For at least fifteen years, young adults have been among those who sounded the alarm, so to speak, on many concerns. They have been ahead of the rest of the community on welcoming trans and gender nonconforming people as well as BIPOC. They’ve also consistently spoken to an experience shared by an increasing number of people (including many youth, young adults, parents, families, and the elderly) that local Quaker communities can be inhospitable places for many.
There is a need for a culture shift that embraces change and openness while maintaining what is essential about the Quaker tradition.
We’ve seen some progress along these lines, and there is more needed. It has taken a long time for the broader community to begin listening deeply to the concerns. May the deep listening continue, and let concrete steps follow!
Q: Being a spiritual leader, with compassion for human frailty and a regard for difficult truths, can be exhausting. What should your successor bear in mind? How is the Associate Secretary role managed?
Get sleep. Exercise. Eat well. Cultivate family or chosen family. Find your communities outside PYM. A spiritual support group might be useful for the first year or so. Don’t let the work become all of you. Set boundaries; you can’t work insane hours sustainably. And mostly, remember that your team knows better than anyone what it’s like. Be open with them, and rely on them.
Q; The pandemic changed a lot. Can you name the changes that most impacted PYM programs? Are there more changes to follow?
We obviously moved to all virtual spaces, and I am excited about the future of programming and decision-making. Hybrid and blended opportunities are on the horizon. Geographic diversity and broader accessibility are much more possible now that we’ve realized we can sustain community with a combination of virtual and real-life engagement.
Q; As a queer leader, and thoughtful Friend, what are you most excited about as you transition away from this job? Are there any worries that come along with that excitement?
I am excited for PYM, for the new voice and new vision that will be coming on board. I am excited for what learning they will bring to us, and what we will be able to teach them. I am excited to be a source of support to them if that is desired.
Personally, I’m also excited to take what I’ve learned at PYM about non-profit management, Quaker governance, facilitation, and program evaluation into future study and service.
Q: Having done this job for so many years, what would you say you mostly do? What is the daily work like? What skills and gifts most matter?

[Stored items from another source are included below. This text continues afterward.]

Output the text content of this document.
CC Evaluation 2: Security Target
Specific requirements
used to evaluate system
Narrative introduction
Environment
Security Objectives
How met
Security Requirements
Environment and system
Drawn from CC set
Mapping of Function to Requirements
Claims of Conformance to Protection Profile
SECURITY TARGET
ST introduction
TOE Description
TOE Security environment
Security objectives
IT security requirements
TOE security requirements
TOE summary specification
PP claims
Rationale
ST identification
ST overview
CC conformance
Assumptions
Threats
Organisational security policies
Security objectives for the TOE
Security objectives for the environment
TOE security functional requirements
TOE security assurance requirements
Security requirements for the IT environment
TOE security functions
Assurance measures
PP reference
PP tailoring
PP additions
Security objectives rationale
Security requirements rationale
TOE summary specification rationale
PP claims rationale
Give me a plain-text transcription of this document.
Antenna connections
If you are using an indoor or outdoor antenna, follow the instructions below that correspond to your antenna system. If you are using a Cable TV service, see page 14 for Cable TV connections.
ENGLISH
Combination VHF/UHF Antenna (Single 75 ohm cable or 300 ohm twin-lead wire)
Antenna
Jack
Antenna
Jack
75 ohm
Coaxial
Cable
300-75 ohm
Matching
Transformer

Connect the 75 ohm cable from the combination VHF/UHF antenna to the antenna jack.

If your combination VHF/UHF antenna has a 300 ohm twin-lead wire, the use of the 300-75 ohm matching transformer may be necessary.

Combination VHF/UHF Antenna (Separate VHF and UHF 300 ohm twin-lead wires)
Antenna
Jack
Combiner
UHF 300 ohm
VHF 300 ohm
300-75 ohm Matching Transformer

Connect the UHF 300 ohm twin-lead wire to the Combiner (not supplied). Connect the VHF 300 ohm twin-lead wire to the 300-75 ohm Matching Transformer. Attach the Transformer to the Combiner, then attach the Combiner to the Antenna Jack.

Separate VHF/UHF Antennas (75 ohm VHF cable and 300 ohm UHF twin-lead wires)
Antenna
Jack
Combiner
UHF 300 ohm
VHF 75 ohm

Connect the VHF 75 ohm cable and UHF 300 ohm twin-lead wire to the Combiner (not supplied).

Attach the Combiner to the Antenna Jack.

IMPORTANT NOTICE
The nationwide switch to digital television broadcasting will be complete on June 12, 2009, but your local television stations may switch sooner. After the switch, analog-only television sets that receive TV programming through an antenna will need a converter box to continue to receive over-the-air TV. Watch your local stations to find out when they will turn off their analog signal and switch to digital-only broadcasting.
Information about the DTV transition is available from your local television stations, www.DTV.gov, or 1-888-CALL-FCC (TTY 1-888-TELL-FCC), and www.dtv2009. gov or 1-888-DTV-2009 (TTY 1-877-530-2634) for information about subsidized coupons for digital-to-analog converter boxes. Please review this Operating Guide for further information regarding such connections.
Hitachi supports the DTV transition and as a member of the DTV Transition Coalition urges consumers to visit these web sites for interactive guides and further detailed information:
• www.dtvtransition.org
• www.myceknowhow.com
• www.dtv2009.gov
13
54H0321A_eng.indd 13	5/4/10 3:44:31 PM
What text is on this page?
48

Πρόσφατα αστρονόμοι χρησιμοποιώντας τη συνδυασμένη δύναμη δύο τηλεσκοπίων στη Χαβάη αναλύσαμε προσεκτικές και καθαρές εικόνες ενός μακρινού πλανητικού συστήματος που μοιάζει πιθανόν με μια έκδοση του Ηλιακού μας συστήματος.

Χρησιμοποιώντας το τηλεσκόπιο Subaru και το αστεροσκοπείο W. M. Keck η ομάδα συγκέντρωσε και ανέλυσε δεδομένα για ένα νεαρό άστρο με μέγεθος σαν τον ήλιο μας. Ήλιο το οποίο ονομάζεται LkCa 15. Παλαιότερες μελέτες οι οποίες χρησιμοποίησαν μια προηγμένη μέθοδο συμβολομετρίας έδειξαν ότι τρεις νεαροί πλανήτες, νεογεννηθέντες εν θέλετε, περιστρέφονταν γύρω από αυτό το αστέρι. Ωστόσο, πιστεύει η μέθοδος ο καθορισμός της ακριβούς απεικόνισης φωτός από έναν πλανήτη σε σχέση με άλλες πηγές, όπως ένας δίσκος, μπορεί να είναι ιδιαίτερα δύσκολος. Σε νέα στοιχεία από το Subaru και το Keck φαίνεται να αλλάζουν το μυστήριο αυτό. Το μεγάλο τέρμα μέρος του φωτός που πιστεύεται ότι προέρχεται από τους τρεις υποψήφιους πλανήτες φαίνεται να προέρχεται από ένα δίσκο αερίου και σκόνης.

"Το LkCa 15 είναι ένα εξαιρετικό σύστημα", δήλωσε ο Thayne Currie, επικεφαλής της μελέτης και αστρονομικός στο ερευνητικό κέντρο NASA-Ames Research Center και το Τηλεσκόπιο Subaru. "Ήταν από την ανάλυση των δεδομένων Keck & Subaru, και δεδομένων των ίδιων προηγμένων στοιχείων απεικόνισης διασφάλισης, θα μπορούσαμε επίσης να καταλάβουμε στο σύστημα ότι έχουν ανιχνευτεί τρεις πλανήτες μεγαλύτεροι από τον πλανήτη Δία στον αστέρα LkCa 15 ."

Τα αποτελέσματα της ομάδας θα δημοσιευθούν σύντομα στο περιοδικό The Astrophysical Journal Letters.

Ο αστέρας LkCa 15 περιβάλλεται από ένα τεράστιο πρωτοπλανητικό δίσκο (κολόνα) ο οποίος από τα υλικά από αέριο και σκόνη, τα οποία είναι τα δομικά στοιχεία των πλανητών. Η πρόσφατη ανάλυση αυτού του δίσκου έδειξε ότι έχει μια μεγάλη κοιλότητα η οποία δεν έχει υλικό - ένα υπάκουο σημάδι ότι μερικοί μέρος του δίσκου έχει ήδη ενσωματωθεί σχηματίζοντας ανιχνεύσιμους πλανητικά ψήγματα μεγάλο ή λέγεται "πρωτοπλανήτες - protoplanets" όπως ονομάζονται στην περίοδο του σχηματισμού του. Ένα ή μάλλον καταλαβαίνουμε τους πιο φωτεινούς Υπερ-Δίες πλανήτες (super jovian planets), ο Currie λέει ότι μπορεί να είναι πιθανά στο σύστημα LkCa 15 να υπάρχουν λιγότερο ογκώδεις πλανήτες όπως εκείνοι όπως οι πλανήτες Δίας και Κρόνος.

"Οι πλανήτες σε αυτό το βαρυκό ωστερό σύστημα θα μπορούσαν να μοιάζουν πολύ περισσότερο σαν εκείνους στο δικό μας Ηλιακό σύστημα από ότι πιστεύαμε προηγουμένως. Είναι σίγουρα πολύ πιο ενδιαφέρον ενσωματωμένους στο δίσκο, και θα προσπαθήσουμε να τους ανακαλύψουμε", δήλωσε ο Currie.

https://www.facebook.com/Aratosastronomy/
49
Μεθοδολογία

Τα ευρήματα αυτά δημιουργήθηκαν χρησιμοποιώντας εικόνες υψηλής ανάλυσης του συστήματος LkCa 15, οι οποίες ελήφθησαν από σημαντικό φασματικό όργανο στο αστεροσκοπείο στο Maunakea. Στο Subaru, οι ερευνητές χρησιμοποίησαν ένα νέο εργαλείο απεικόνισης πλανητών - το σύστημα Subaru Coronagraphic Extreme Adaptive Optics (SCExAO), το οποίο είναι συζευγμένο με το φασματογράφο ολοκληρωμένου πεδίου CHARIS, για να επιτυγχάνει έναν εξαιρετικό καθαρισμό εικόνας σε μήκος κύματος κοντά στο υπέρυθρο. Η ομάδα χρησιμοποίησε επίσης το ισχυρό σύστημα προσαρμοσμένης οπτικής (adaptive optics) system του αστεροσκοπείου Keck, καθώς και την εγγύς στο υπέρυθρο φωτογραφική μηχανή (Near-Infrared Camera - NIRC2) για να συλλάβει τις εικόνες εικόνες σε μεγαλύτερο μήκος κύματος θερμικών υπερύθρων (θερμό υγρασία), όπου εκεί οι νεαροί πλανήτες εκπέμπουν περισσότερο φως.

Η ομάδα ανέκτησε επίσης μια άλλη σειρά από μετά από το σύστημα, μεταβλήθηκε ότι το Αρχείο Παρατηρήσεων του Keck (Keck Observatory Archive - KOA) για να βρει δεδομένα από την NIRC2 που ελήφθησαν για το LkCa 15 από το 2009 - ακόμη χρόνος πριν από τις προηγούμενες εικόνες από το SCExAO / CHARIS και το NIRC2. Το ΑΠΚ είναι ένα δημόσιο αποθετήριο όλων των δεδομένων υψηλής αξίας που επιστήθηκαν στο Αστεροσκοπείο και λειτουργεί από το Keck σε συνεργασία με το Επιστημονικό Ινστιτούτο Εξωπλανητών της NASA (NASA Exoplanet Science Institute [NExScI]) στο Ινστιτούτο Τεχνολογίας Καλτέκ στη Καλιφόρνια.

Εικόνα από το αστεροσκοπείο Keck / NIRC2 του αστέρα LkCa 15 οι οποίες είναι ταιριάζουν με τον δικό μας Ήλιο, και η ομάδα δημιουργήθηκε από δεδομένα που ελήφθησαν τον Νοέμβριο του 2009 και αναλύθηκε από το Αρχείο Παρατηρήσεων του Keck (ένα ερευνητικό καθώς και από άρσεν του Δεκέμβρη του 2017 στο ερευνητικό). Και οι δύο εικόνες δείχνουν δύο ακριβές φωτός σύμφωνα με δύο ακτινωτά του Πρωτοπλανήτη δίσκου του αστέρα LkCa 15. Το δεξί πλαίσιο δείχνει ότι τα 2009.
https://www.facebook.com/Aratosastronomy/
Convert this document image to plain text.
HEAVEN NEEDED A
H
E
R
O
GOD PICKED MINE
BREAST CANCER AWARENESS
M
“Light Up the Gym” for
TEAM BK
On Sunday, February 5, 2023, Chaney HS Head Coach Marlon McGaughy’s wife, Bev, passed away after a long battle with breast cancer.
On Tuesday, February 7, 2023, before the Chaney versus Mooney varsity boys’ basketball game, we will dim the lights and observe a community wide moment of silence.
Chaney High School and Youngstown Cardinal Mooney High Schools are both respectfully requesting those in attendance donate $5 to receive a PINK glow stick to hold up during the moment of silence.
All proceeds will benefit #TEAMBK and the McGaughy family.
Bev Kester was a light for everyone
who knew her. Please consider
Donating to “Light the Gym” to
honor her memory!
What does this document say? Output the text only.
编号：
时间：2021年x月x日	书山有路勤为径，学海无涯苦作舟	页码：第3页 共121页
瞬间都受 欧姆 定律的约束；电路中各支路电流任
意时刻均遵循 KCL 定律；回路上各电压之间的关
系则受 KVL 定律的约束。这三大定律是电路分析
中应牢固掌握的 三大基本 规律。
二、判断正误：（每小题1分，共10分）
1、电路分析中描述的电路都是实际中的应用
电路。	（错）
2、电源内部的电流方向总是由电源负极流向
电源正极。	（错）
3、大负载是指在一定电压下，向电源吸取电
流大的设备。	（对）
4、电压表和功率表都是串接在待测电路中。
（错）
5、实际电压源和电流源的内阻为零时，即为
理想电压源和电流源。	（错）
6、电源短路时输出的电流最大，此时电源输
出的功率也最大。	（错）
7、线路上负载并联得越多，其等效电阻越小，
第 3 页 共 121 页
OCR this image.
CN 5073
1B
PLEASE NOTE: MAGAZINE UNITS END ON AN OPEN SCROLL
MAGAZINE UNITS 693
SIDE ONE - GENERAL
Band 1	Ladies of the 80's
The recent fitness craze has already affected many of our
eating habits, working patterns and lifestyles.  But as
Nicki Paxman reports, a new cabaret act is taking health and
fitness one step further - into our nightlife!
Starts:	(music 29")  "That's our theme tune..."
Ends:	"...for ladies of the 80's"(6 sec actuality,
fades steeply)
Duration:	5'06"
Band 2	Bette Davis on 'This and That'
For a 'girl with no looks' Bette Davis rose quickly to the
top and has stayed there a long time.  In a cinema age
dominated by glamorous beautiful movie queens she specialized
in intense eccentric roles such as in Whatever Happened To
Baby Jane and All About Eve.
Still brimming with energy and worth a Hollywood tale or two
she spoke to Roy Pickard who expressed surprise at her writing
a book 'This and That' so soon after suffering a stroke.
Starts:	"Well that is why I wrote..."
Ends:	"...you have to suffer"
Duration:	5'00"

Listening to and supporting my team members, most of whom are my direct reports, is my greatest joy. My team members each bring gifts and experience that are extremely important to our community. It has been my job to help my team discern their gifts, to enhance them, and to bring them fully to the work.
In my experience, the only way to do this well is to co-create a culture in which everyone feels able to show up as their whole selves. I’ve strived to cultivate as many spaces as possible in which we can laugh, have fun, express sorrow or frustration, begin to heal, and to gain the confidence that others will have our backs, as it were. A former member of the team once gave me a little box with a bird inside it, and the box had a message: “Thank you for helping us fly!” I cherish and will cherish this box until I’m too senile to remember what it is.
Perhaps the person who comes after me will have a different idea about what type of culture to co-create or about what it takes to get there. Surely, I haven’t always been able to perfectly embody that for which I have strived. Perhaps I have never been able to do anything perfectly!
Still, I think there are some basic skills and gifts that a leader needs for this job – the ability to see the big picture and the moving parts that fit into it. The job also needs a leader with a facilitator’s mind and a poet’s heart – someone who is capable of balancing different complex truths with their own truth, and with what will best serve the whole community. As I said earlier, the job ultimately requires the ability to love and cultivate compassion.